1日5分、スマホに触れず、ぼんやり過ごす時間を持つ
スマホに一切触れず、思考をいったん止めて、風景を眺めるなどぼんやりする時間を意識的に作りましょう。ぼんやりしているときは、脳内の情報を整理整頓する「デフォルトモードネットワーク(DMN)」が活性化することが分かっています。こうすることで、脳内に溜まった「情報のゴミ」が片付き、次に何をすべきかという判断力が回復し、仕事や家事のパフォーマンスが戻るのです。

「すぐに検索する」習慣を見直す
「あの俳優の名前、何だっけ?」など、分からないことを即座にスマホで調べるのではなく、まずは自力で思い出そうと意識してみましょう。

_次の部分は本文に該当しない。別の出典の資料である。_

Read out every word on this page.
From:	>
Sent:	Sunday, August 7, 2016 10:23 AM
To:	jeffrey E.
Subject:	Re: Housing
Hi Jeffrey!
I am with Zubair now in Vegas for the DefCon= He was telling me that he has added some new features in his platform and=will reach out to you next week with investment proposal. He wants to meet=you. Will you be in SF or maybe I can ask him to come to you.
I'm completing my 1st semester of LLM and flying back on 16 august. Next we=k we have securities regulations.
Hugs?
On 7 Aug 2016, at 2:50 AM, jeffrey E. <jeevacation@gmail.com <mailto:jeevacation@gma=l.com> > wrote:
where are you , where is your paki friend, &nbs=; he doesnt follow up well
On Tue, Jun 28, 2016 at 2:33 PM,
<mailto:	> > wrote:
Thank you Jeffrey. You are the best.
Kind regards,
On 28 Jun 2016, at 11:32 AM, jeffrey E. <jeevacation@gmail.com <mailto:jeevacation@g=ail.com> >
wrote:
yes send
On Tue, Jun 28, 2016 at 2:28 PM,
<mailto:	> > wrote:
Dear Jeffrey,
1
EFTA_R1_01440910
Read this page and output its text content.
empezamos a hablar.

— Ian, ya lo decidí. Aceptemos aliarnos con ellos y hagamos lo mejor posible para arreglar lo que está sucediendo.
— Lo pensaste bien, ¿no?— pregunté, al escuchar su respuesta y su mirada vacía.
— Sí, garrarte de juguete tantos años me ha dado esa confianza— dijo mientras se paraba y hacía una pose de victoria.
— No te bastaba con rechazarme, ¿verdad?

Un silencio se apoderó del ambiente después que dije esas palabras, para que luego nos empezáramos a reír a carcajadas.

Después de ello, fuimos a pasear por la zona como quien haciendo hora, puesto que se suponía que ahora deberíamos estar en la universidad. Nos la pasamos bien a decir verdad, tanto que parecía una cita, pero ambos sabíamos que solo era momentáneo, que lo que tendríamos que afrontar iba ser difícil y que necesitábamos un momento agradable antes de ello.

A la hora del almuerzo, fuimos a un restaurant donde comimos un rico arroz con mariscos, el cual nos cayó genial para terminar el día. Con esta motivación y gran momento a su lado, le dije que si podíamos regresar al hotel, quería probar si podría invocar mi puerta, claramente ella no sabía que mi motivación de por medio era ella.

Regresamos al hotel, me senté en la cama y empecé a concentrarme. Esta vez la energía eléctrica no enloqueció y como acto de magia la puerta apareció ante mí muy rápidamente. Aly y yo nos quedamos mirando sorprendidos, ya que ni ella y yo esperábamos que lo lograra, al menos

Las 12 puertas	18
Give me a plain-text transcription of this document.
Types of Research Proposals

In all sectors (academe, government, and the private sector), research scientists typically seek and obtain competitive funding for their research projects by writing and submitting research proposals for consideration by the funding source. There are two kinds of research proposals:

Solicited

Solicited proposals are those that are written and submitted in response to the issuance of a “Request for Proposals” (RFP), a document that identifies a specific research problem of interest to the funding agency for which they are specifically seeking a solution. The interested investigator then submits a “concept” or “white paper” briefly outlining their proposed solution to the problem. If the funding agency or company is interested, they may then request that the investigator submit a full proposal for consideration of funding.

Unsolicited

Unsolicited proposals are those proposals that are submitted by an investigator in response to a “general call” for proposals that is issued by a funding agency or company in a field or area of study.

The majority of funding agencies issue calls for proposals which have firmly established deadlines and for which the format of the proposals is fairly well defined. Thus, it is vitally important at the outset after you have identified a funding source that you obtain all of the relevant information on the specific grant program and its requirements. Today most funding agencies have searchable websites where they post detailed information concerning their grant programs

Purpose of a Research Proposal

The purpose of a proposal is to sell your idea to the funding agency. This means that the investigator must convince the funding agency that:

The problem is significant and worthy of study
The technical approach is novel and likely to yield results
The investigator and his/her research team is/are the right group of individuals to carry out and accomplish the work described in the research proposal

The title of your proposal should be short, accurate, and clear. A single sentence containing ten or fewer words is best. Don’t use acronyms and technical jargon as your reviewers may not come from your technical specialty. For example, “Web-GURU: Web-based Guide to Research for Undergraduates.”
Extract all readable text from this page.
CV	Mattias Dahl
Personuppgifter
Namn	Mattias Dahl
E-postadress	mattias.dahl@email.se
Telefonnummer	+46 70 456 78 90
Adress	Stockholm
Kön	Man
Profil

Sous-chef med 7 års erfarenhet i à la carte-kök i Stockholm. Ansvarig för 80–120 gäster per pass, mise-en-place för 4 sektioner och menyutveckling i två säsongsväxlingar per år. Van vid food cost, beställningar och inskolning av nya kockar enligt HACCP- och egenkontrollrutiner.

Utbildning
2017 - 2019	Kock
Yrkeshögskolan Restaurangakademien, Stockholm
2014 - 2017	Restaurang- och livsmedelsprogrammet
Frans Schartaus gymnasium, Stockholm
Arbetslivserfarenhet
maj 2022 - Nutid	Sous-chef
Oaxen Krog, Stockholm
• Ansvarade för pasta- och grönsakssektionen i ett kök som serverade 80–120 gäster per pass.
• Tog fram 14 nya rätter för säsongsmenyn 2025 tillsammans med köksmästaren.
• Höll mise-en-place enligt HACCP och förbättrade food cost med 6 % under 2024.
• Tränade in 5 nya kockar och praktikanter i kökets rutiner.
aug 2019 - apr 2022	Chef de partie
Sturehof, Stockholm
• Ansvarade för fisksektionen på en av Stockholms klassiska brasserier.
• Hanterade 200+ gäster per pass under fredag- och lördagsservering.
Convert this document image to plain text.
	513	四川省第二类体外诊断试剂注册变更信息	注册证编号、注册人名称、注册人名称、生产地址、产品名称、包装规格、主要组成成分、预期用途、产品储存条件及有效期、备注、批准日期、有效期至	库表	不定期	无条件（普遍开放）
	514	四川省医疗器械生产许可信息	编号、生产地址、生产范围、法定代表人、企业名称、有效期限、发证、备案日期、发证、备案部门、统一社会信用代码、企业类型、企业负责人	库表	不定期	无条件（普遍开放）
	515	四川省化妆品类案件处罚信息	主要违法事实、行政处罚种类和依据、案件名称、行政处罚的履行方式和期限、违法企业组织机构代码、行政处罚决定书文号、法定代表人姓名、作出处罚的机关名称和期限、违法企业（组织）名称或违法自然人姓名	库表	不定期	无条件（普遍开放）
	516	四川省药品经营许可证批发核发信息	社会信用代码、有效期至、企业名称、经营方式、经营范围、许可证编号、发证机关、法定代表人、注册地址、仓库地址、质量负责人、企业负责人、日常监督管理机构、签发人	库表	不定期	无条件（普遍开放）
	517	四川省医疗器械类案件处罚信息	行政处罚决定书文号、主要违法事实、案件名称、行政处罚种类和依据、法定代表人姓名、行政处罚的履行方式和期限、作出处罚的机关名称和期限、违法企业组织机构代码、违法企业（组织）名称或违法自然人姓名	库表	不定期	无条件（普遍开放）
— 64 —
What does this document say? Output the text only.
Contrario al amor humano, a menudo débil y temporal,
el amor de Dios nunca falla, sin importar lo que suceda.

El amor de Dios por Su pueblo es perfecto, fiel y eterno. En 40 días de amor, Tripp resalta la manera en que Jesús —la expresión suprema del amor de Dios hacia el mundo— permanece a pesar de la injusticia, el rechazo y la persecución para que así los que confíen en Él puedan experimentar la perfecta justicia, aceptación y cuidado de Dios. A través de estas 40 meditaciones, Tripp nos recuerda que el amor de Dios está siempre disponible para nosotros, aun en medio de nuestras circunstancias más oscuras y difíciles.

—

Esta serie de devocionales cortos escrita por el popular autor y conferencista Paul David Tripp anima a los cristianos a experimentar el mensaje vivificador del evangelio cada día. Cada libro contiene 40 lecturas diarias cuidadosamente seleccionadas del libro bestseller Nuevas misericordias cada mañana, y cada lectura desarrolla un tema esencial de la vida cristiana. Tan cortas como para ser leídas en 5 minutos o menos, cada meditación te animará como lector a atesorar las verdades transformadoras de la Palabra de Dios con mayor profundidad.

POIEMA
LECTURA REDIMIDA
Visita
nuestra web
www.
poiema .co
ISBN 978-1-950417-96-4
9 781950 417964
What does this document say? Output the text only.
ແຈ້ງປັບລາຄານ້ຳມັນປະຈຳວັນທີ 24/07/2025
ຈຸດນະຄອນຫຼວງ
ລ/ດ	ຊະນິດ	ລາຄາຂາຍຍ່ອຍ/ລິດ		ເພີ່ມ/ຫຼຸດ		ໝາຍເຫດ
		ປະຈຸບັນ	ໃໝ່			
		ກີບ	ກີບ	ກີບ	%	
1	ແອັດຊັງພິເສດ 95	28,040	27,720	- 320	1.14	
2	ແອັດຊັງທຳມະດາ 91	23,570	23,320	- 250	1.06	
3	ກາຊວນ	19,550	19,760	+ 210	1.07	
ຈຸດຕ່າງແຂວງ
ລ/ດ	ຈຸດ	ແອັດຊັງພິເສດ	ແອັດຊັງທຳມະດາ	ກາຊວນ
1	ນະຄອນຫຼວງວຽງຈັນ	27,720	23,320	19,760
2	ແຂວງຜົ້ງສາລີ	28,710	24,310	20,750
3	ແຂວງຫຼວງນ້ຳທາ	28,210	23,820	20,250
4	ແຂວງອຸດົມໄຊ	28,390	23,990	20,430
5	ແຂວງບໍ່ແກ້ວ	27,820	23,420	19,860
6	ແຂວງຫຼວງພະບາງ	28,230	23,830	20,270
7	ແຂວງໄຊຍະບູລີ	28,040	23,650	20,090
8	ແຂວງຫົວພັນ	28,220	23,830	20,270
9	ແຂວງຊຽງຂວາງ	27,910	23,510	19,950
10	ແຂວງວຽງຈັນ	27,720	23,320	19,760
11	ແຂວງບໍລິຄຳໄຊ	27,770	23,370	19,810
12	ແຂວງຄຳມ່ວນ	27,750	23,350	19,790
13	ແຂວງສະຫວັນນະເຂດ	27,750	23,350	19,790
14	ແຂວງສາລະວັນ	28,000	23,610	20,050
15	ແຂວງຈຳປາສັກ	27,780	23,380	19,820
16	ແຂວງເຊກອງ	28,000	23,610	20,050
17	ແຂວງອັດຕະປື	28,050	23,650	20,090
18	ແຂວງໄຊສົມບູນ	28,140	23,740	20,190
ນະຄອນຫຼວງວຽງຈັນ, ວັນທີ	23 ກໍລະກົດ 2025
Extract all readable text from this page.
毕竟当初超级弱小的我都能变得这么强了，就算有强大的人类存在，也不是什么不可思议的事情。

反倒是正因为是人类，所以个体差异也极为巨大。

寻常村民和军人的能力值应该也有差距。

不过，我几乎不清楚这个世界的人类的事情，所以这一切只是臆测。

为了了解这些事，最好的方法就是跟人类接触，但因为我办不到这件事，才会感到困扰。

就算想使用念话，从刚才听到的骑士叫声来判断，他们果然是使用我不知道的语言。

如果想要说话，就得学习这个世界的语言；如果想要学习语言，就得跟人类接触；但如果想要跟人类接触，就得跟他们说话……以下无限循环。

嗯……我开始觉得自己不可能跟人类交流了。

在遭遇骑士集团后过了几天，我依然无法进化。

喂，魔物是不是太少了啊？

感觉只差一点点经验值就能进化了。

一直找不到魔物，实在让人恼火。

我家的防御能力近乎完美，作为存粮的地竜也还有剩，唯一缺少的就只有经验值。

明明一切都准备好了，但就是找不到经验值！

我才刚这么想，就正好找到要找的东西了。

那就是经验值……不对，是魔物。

自分の人生に役立つ重要な事柄について、文脈や思考回路をたどって「思い出す」プロセスが、脳の神経細胞のつながり(シナプス)を鍛えることにつながり、脳疲労の予防にもなります。

手書きなど、あえて「手間のかかる方法」を選択する
スマホは便利がゆえに、脳を使う機会が奪われがちです。重要な予定やアイデアは紙のノートに手書きするなど、あえて手間のかかる方法を取りましょう。書くという触覚、声を出すことによる聴覚、インクの香りという嗅覚など五感を使うことは、脳に新しい刺激を与える適度な負荷となり、シナプスを鍛えることにもつながります。

まとめ
スマホは私たちの生活を豊かにする便利なツールです。ただし、使い方によっては、心身の負担につながる場合があります。情報は脳にとって「食べ物」のようなものです。食べ過ぎれば体調不良になるように、情報の取り過ぎも脳の疲労や不調につながります。何事も「適度」が大切です。一晩スマホを置くだけでも、翌朝の脳の疲労度は異なります。まずは、5分でもスマホを遠ざけて脳に休息を与えることから始めて、スマホ認知症を予防しましょう。